Выставив на посмешище магистратов из Шатле, докладчик предложил Национальному собранию заявить, что для судебного преследования и Мирабо, и герцога Орлеанского нет оснований.
Последний тотчас представил свои оправдания через Бирона и подтвердил их в нескольких словах. 3 октября всё было готово, чтобы позволить и Мирабо смыть с себя обвинения. Он сделал это как человек, решительно настроенный отомстить за свою поруганную честь и введение общественности в заблуждение.
— Я заявляю, что выступаю обвинителем Шатле, бросаю ему вызов и не отстану от него до самой могилы.
Шаг за шагом он опроверг свидетельства, выдвинутые против него. Де Вальфон обвинил Мирабо в том, что тот с саблей в руке промчался вдоль рядов Фландрского полка.
— Меня обвиняют в великой нелепости, — возразил Мирабо. — На мне был костюм депутата третьего сословия, который сочетается с саблей только карикатурно. Меня спутали с господином де Гамашем, что весьма досадно для него, ведь теперь его на законном основании и с большим пылом подозревают в уродстве, раз он на меня похож.
Затем, под смех присутствующих, он стал отрицать слова Мунье, объявившего, что Париж идет на Версаль; с той же энергией он опроверг, что советовал герцогу Орлеанскому покинуть Францию. Кто был истинным виновником этого отъезда? Мирабо заявил во всеуслышание: генерал Лафайет. Вывод можно было и не делать: если герцог Орлеанский и Мирабо невиновны в октябрьских беспорядках, то этого нельзя сказать о командующем Национальной гвардией, который позволил группе бунтовщиков захватить замок французских королей. Мирабо этого не сказал, он был слишком хитер; он ограничился красноречивым переходом:
— Пусть сгинут жестокие обвинения, безудержная клевета, причислившая к опаснейшим заговорщикам, к мерзейшим преступникам человека, знающего, что он всегда хотел быть полезен своей стране и что он не всегда был ей бесполезен!
Затем, перейдя в наступление, он не оставил камня на камне от всего дела и заключил, указывая пальцем на правых депутатов:
— Да, тайна этого адского процесса наконец раскрыта; она здесь вся целиком; она нужна тем, чьи свидетельства и клеветы составили ее основу. Она в средствах, предоставленных врагам Революции. Она в сердце судей, а вскоре будет отчеканена в Истории самой праведной и беспощадной местью.

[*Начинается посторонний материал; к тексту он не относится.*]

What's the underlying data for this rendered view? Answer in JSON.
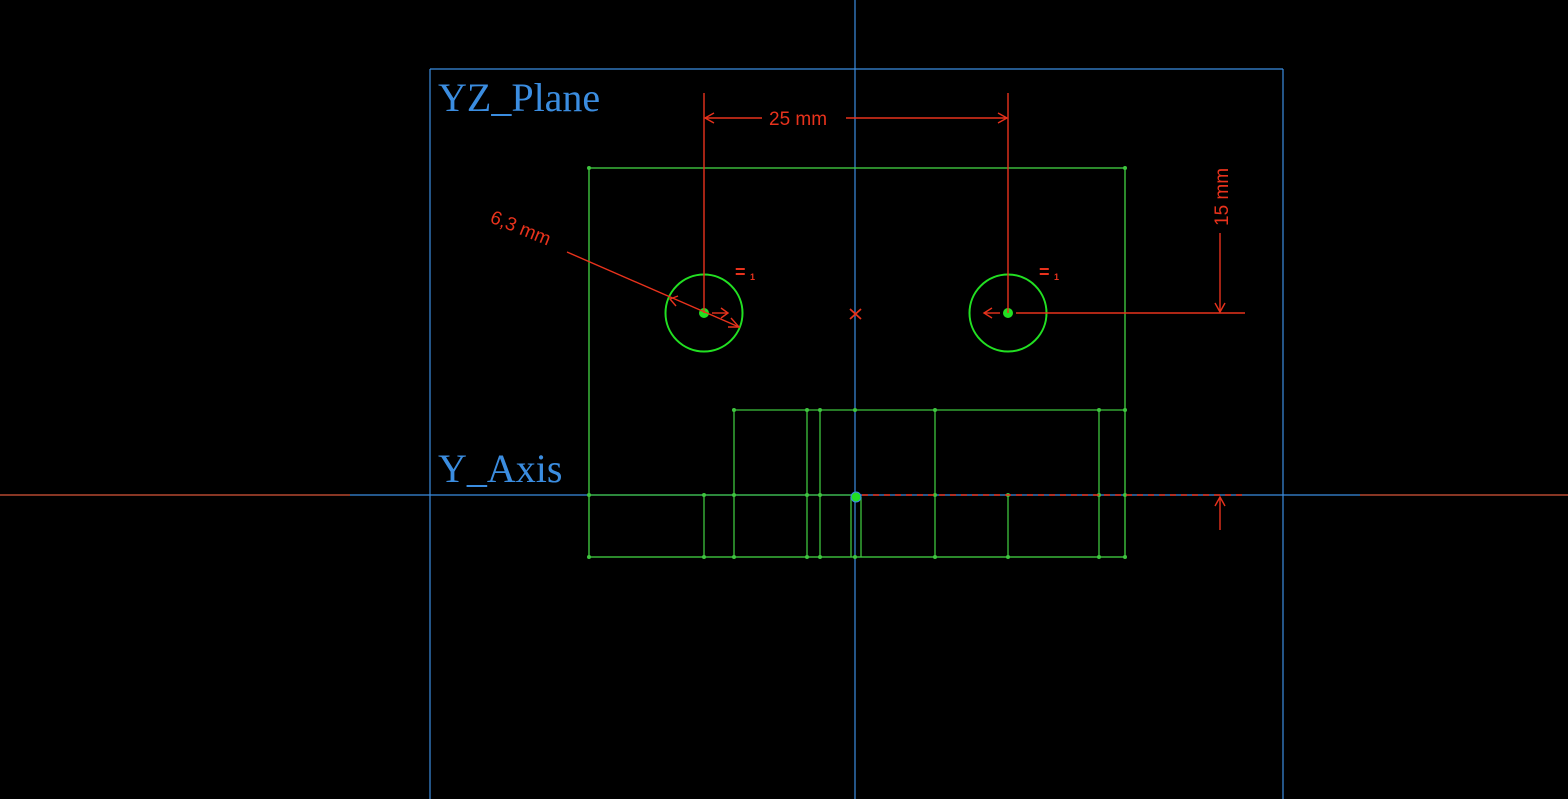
{
  "view": {
    "background": "#000000",
    "planes": {
      "yz_plane": "YZ_Plane",
      "y_axis": "Y_Axis"
    },
    "colors": {
      "reference": "#3b8de0",
      "geometry": "#3ec43e",
      "circle": "#22e022",
      "dimension": "#e8321c",
      "h_axis": "#d9573a"
    },
    "dimensions": {
      "spacing": "25 mm",
      "height": "15 mm",
      "radius": "6,3 mm"
    },
    "constraints": {
      "equal_left": "=",
      "equal_left_index": "1",
      "equal_right": "=",
      "equal_right_index": "1"
    }
  }
}
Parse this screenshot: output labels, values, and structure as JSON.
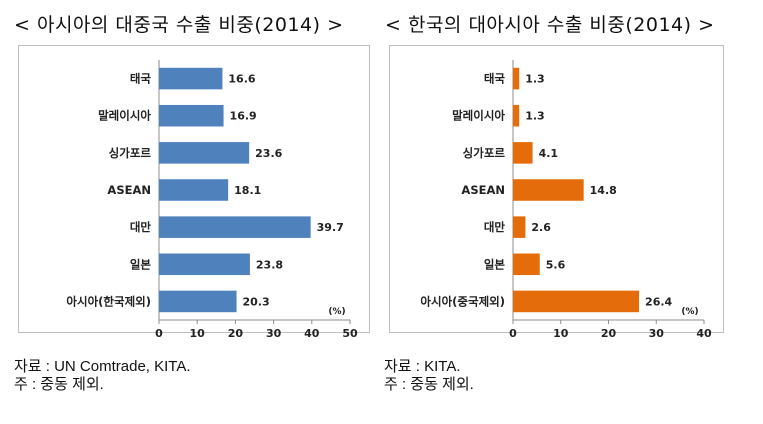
{
  "left": {
    "title": "< 아시아의 대중국 수출 비중(2014) >",
    "source_line1": "자료 : UN Comtrade, KITA.",
    "source_line2": "  주 : 중동 제외."
  },
  "right": {
    "title": "< 한국의 대아시아 수출 비중(2014) >",
    "source_line1": "자료 : KITA.",
    "source_line2": "  주 : 중동 제외."
  },
  "chart_data": [
    {
      "type": "bar",
      "orientation": "horizontal",
      "title": "< 아시아의 대중국 수출 비중(2014) >",
      "categories": [
        "태국",
        "말레이시아",
        "싱가포르",
        "ASEAN",
        "대만",
        "일본",
        "아시아(한국제외)"
      ],
      "values": [
        16.6,
        16.9,
        23.6,
        18.1,
        39.7,
        23.8,
        20.3
      ],
      "value_labels": [
        "16.6",
        "16.9",
        "23.6",
        "18.1",
        "39.7",
        "23.8",
        "20.3"
      ],
      "unit": "(%)",
      "xlim": [
        0,
        50
      ],
      "ticks": [
        "0",
        "10",
        "20",
        "30",
        "40",
        "50"
      ],
      "color": "#4f81bd",
      "grid": false
    },
    {
      "type": "bar",
      "orientation": "horizontal",
      "title": "< 한국의 대아시아 수출 비중(2014) >",
      "categories": [
        "태국",
        "말레이시아",
        "싱가포르",
        "ASEAN",
        "대만",
        "일본",
        "아시아(중국제외)"
      ],
      "values": [
        1.3,
        1.3,
        4.1,
        14.8,
        2.6,
        5.6,
        26.4
      ],
      "value_labels": [
        "1.3",
        "1.3",
        "4.1",
        "14.8",
        "2.6",
        "5.6",
        "26.4"
      ],
      "unit": "(%)",
      "xlim": [
        0,
        40
      ],
      "ticks": [
        "0",
        "10",
        "20",
        "30",
        "40"
      ],
      "color": "#e46c0a",
      "grid": false
    }
  ]
}
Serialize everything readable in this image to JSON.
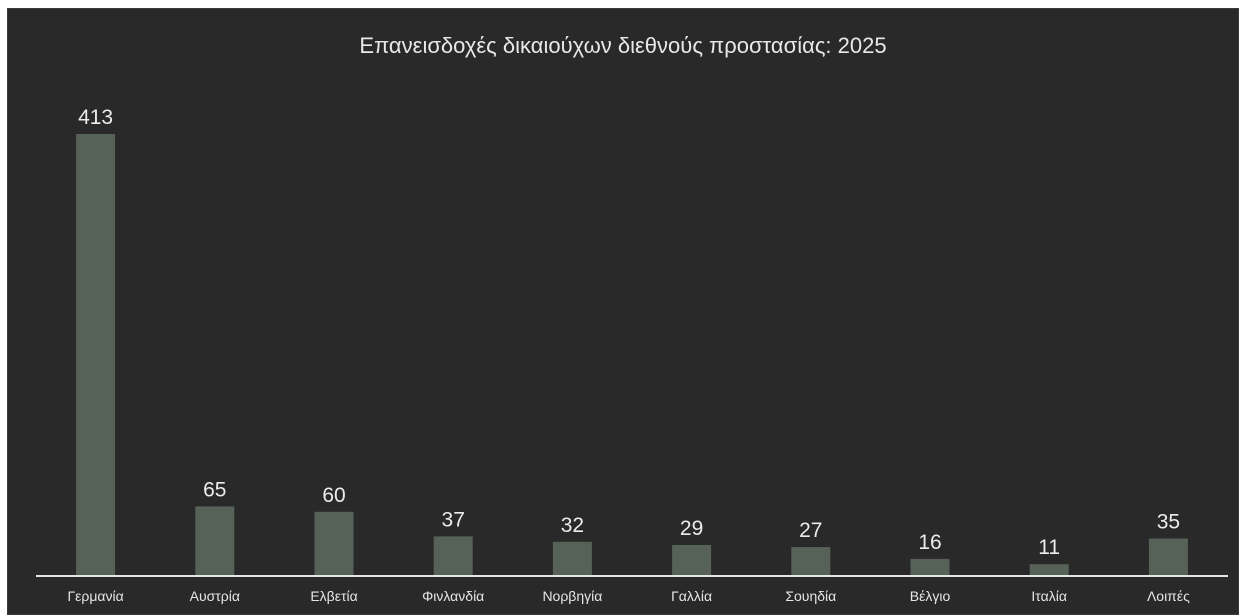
{
  "chart_data": {
    "type": "bar",
    "title": "Επανεισδοχές δικαιούχων διεθνούς προστασίας: 2025",
    "xlabel": "",
    "ylabel": "",
    "categories": [
      "Γερμανία",
      "Αυστρία",
      "Ελβετία",
      "Φινλανδία",
      "Νορβηγία",
      "Γαλλία",
      "Σουηδία",
      "Βέλγιο",
      "Ιταλία",
      "Λοιπές"
    ],
    "values": [
      413,
      65,
      60,
      37,
      32,
      29,
      27,
      16,
      11,
      35
    ],
    "data_labels": [
      "413",
      "65",
      "60",
      "37",
      "32",
      "29",
      "27",
      "16",
      "11",
      "35"
    ],
    "ylim": [
      0,
      413
    ],
    "grid": false,
    "legend": "none",
    "colors": {
      "background": "#292929",
      "bar": "#566157",
      "text": "#e8e8e8",
      "axis": "#e6e6e6"
    }
  }
}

Под рукоплескания Мирабо спустился в зал; юридическая уловка, затеянная против него, обернулась к его торжеству; он не только восстановил свою власть над массами, но и привлек на свою сторону левых депутатов, усомнившихся в нем. Поэтому 6 октября 1790 года, в годовщину версальского бунта, Мирабо устроили торжественный прием в клубе якобинцев, из которого он вышел. Левые газеты прославляли это событие: «Мирабо вернулся к своим братьям по оружию; эта новость порадует всех друзей свободы». Камилл Демулен поэтически приветствовал возвращение блудного сына: «А ты, святой Мирабо, вновь стал святым, побывав великим грешником».
К несчастью, у демократического триумфа была обратная сторона. Двору не пришелся по нраву успех Мирабо, и не с точки зрения выпада против Лафайета, и даже не из-за оправдания герцога Орлеанского, а потому, что тайный советник короля вновь стал необузданным трибуном, сотрясавшим Генеральные штаты; он только что оправдал октябрьские события и поощрил власть улицы против силы закона; одним словом, он оправдал Революцию.
Мария-Антуанетта уже не видела в этом буяне почтительного и преданного придворного, низко склонившегося, чтобы поцеловать ее королевскую руку во дворце Сен-Клу; разочарованная государыня печально писала Мерси-Аржанто: «При всем его уме и изворотливости, мне кажется, ему будет весьма трудно доказать, что он произнес эту речь, служа нам».
По этим словам можно судить о трагической ошибке, под знаком которой пройдет октябрь 1790 года: намерения Мирабо ничуть не изменились; но чтобы довести до конца свои действия в пользу короля, он был вынужден играть роль, которая ему удавалась — роль вождя плебеев. Он вел двойную игру, полагая, что может одновременно держать в своих руках Национальное собрание и давать советы монархам.
Ободрясь двойной поддержкой, которую, как он думал, наконец себе обеспечил, Мирабо собирался приложить все силы, чтобы отменить декрет от 7 ноября 1789 года.
Место первого министра свободно, Национальное собрание у Мирабо в руках, судьба короля зависит от малейшего неверного шага — разве возможен провал?
Жребий был брошен, и Мирабо перешел в наступление.